Bütün bunlar, Pasifik’te emperyalist paylaşımın giderek sertleştiğini ve silahlanmanın alabildiğince hızlandığını gösteriyor.
Ancak; çıkar çatışmalarının kısa bir süre içerisinde sıcak çatışmaya dönüşeceğine pek ihtimal verilmiyor. Bu gerilimler tarafların birbirini yoklaması, güç biriktirmesi ve bütçeden silahlanmaya daha fazla pay ayrılmasına yarıyor. ABD ise, kısa ve orta vadede doğrudan savaşa girme yerine bölgedeki sadık işbirlikçileri Japonya, Güney Kore, Avustralya, Filipin, Yeni Zelanda gibi ülkeleri Çin’e karşı kışkırtacak ve bu yolla sonuç almaya çalışacaktır. Bunların, Çin’i durdurma potansiyeline sahip olmadığı ortada.
Lakin siyasi ve ekonomik gelişmeler, Pasifik’te eninde sonunda Çin ile ABD’nin karşı karşıya geleceği yönünde. Çünkü, SSCB’nin dağılmasından sonra dünyanın tek hakim gücü olan ABD’nin daha fazla tek hakim olamayacağı, yeni aktörlerin ortaya çıkacağı sır değildir. Uzakdoğu’da bir Çin-Rusya ittifakı ABD’nin egemenliğini önemli oranda sarsacak gibi görünüyor. Çünkü, her iki ülke de açık ya da gizli bir şekilde ABD’nin hedefinde.
Özetle; Japonya’nın gerilimi tırmandırmak için yaptığı hamleler, ABD’nin Pasifik’teki egemenliğini korumak için bu yılın başında ilan edilen stratejisinin sonucudur. Japon ve Çin gericiliği ise bu süreçte halklar arasında düşmanlığı, şovenizmi körükleyerek, sermaye güçleri arasındaki çıkar ve güç çatışmasını emekçiler arasına yaymaya çalışıyorlar.


PAYLAŞILAMAYAN DENİZ

Tartışma konusu olan Diaoyu/Sankaku adacıklarının bulunduğu Doğu Çin Denizi hem jeostratejik hem de zengin petrol ve doğalgaz kaynakları açısından bölgede büyük bir önem taşıyor.
Bugünkü tartışmalar açısından asıl tayin edici olan da Çin, Japonya, Güney Kore, Kuzey Kore ve Tayvan’la kıyısı olan, Hindistan Okyanusu ile Pasifik Okyanusu’nu birbirine bağlayan Doğu Çin Denizi’nin kim tarafından kontrol edileceğidir.
Der Spiegel’de bölgedeki gerilimle ilgili yer alan haber-analizde Doğu Çin Denizi’nin askeri ve ticari açıdan bölge için çok önemli olduğu belirtildikten sonra, şu gerekçeler sıralanıyor: Çin’in ihtiyaç duyduğu petrolün yüzde 80’i bu deniz üzerinden geliyor. Keza; tahminlere göre Doğu Çin Denizi’nin altında 130 milyar varil petrol, 9 trilyon 300 milyar metreküp doğalgaz bulunuyor. Hindistan Okyanusu ile Pasifik Okyanusu’nu birleştirmesi nedeniyle dünya genelindeki yük gemilerinin yarısı, dünya deniz ulaşımının da üçte biri bu deniz üzerinden gerçekleştiriliyor. Halen büyük bir bölümü Çin’in denetimi altında olan deniz, ticaret açısından büyük olanaklar yaratıyor.

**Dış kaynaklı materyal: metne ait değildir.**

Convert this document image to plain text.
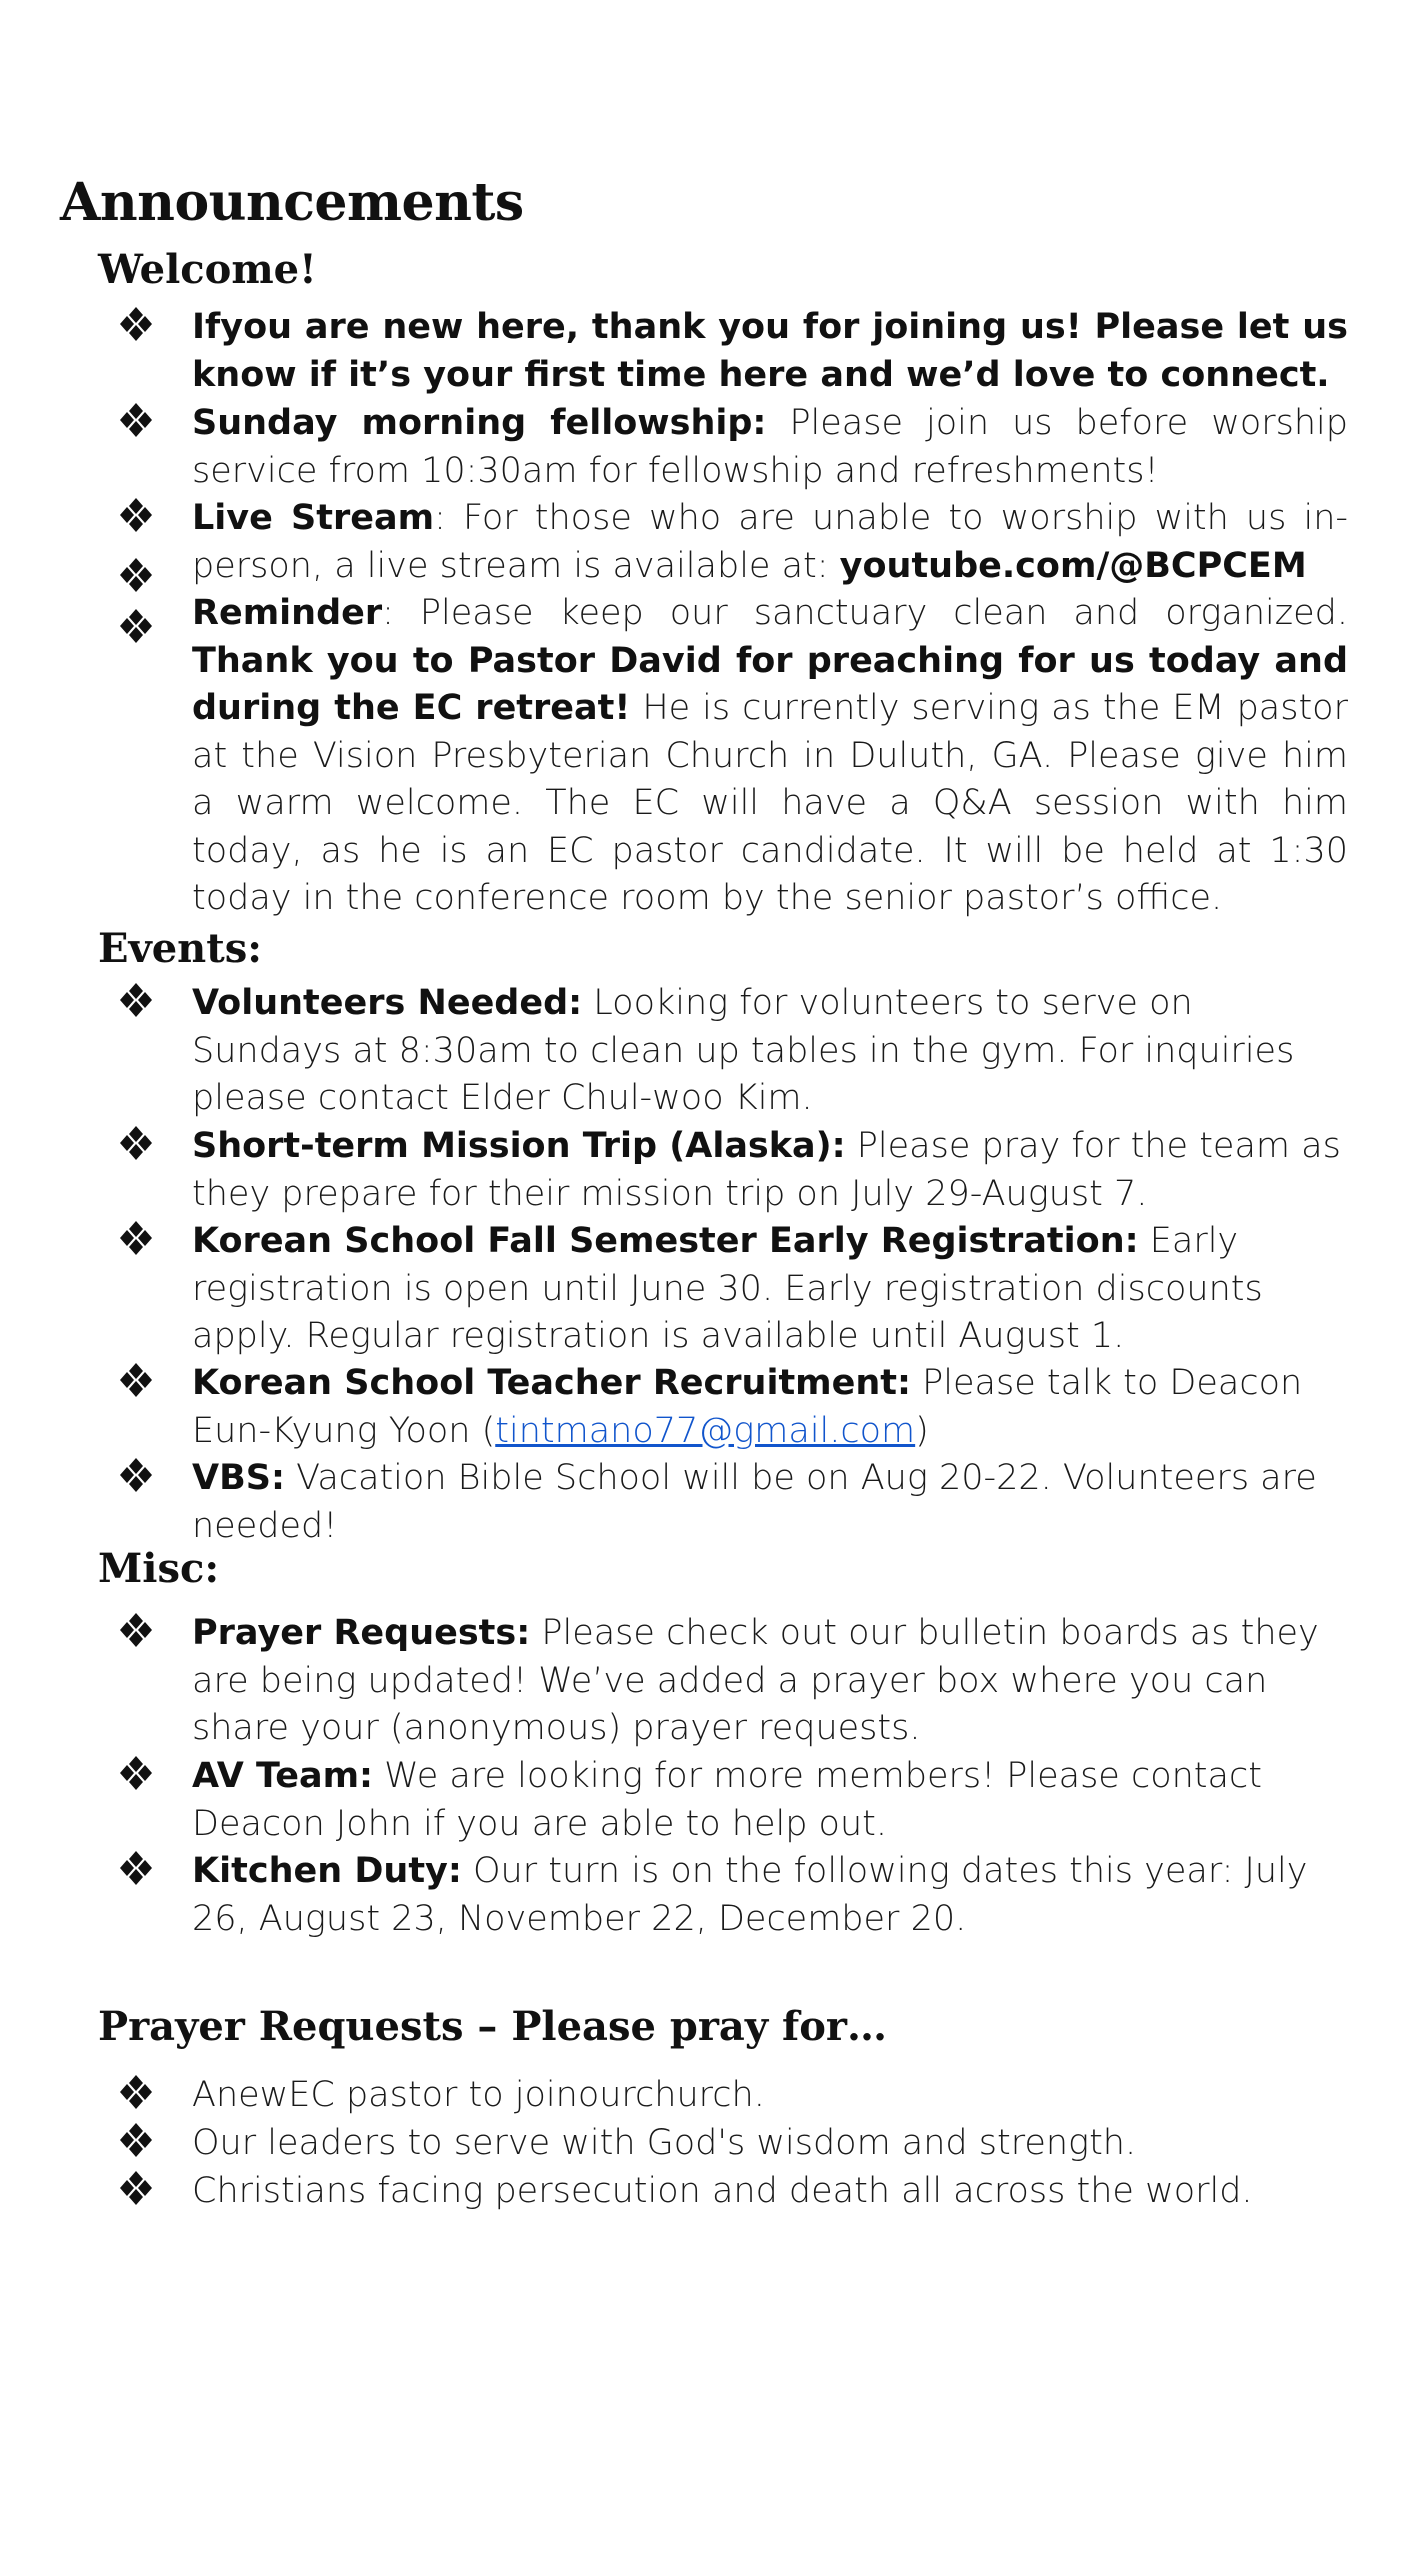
Announcements
Welcome!
Ifyou are new here, thank you for joining us! Please let us know if it’s your first time here and we’d love to connect.
Sunday morning fellowship: Please join us before worship service from 10:30am for fellowship and refreshments!
Live Stream: For those who are unable to worship with us in-person, a live stream is available at: youtube.com/@BCPCEM
Reminder: Please keep our sanctuary clean and organized. Thank you to Pastor David for preaching for us today and during the EC retreat! He is currently serving as the EM pastor at the Vision Presbyterian Church in Duluth, GA. Please give him a warm welcome. The EC will have a Q&A session with him today, as he is an EC pastor candidate. It will be held at 1:30 today in the conference room by the senior pastor’s office.
Events:
Volunteers Needed: Looking for volunteers to serve on Sundays at 8:30am to clean up tables in the gym. For inquiries please contact Elder Chul-woo Kim.
Short-term Mission Trip (Alaska): Please pray for the team as they prepare for their mission trip on July 29-August 7.
Korean School Fall Semester Early Registration: Early registration is open until June 30. Early registration discounts apply. Regular registration is available until August 1.
Korean School Teacher Recruitment: Please talk to Deacon Eun-Kyung Yoon (tintmano77@gmail.com)
VBS: Vacation Bible School will be on Aug 20-22. Volunteers are needed!
Misc:
Prayer Requests: Please check out our bulletin boards as they are being updated! We’ve added a prayer box where you can share your (anonymous) prayer requests.
AV Team: We are looking for more members! Please contact Deacon John if you are able to help out.
Kitchen Duty: Our turn is on the following dates this year: July 26, August 23, November 22, December 20.
Prayer Requests – Please pray for…
AnewEC pastor to joinourchurch.
Our leaders to serve with God's wisdom and strength.
Christians facing persecution and death all across the world.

ABD-JAPONYA İTTİFAKI ÇİN’İ DURDURABİLİR Mİ?

Çin ile Japonya arasında başlayan gerilimde İkinci Dünya Savaşı’ndan sonra Pasifik’in efendisi olan ABD’nin açıktan Japonya’dan yana tavır koyduğu sır değil. ABD’nin 7. donanma gücü olan “George Washington” Pasifik’te konuşlandırılmış durumda. Halen 60 savaş gemisi, 300 savaş uçağı ve 40 bin askerden oluşan söz konusu 7. Donanma’nın gücünün 2020 yılına kadar önemli oranda artırılacağı ABD Başkanı Barack Obama tarafından bu yılın başında yeni “Asya-Pasifik Strateji”si çerçevesinde ilan edilmişti. Plana göre; önümüzdeki 8 yıl içinde ABD’nin savaş gemilerinin yüzde 60’ı Pasifik’e kaydırılacak.
ABD Genel Kurmay Başkanı Martin Dempsey, Obama tarafından açıklanan söz konusu yeni stratejiyi, “Bütün demografik, jeostratejik ve ekonomik eğilimler/trendler gelecek açısından Pasifik’in çok daha önemli olacağını gösteriyor. Bu nedenle stratejik önceliğimizi Batıdan Pasifik’e kaydırıyoruz” şeklinde gerekçelendirmişti.
Başka bir deyişle artık Avrupa’da fazla askeri güç bulundurmanın bir önemi kalmamış, yeni hedef Pasifik ilan edilmişti.
Keza; Japonya’da bulunan ABD üsleri yetmiyormuş gibi şimdi de ABD Savunma Bakanı Leon Panetta, bu gerilimin tam ortasında Japonya ile ikinci bir füze savunma sisteminin yerleştirilmesi konusunda anlaşmaya vardı.
ABD’nin, Japonya’yı Çin’in karşısına dikmesi elbette boşuna değil. Çünkü; ekonomik açıdan, başta Japonya ve ABD olmak üzere diğer emperyalist devletler kriz içinde küçülürken, Çin büyümeye devam ediyor. Büyüyen Çin’in can damarının enerji kaynakları olduğunu söylemeye dahi gerek yok.
O halde, Çin’in yükselişini durdurmanın en önemli yollardan birisi enerji kaynaklarını/yollarını sınırlamak, kontrol etmek ve eğer mümkünse kaybedeceği bir savaşın içerisine çekerek güçten düşürmek en uygun taktik olarak görülüyor. Aksi halde Çin’in ekonomik yükselişi hem Pasifik hem de dünya genelinde ABD ve müttefikleri için tehlikeli bir güç olabilir. Zaten ABD’de de, Çin’in giderek çok tehlikeli olmaya başladığına dair yeteri kadar “gelecek senaryosu” bulunuyor.